A fixed mindset locks you into a place of hesitation. If you’re only concerned about consequences and people’s interpretations, you’ll learn at a fraction of the speed. You’ll be less inclined to jump into action or try new things that you might suck at.

This is not just relevant to your twenties when you’re trying to find your place in life. It’s relevant in each decade. As your sense of authenticity and identity evolves, you can’t expect to remain still. Finding harmony in that motion requires growth of your own and trying out new things. You’ll never be able to find meaning in new areas of life if you’re unwilling to put yourself out there time and time again, regardless of age. 

An opportunity to grow

A shift into this mindset begins with awareness—being able to step back and recognize when your instincts are pointing you towards a fixed mindset and operating within a judge-and-be-judge framework. Once you train yourself to identify this, you can create a buffer before acting and nudge yourself back towards a growth mindset. 

This allows you a moment of reflection to remember that feedback is a learning mechanism each step of the way—rather than something to be feared. Whether you’re in your twenties or sixties, each moment you face is an opportunity to grow. You don’t need always need to have the perfect answer. 

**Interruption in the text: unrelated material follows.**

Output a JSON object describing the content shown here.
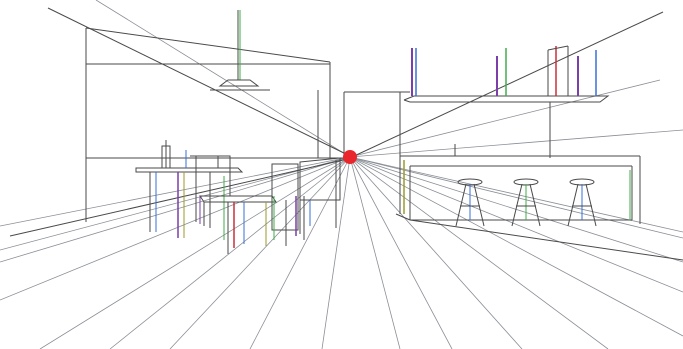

With a mindset built upon a learn-and-help-learn framework, what might have seemed like a sign of failure before becomes a positive sign that you’re putting yourself out there. And that’s how you grow. By showing up and being the one who steps into the arena.

In contrast, those who find themselves stuck in a judge-and-be-judged framework withdraw from contributing their own ideas and shut down when they receive anything less than praise. They watch from a distance.

Everyone acknowledges this at a surface level—some sort of feedback loop is important to progress. But far fewer people can actually face the feedback that it takes to grow. Whether embracing a difficult conversation or acknowledging an imperfect answer. It’s easier to settle back into the coping mechanism that is passive aggression or judgment without taking risks of your own. 

If you want easy, it comes at a cost. But those committed to growth understand that life is about learning, no matter how painful that might be.

If you want to develop yourself, you’ll need to hone your own bias towards action, a deep appreciation for the present, and an openness to challenging feedback. It’s not about perfection. It’s about building the right mindset to carry with you.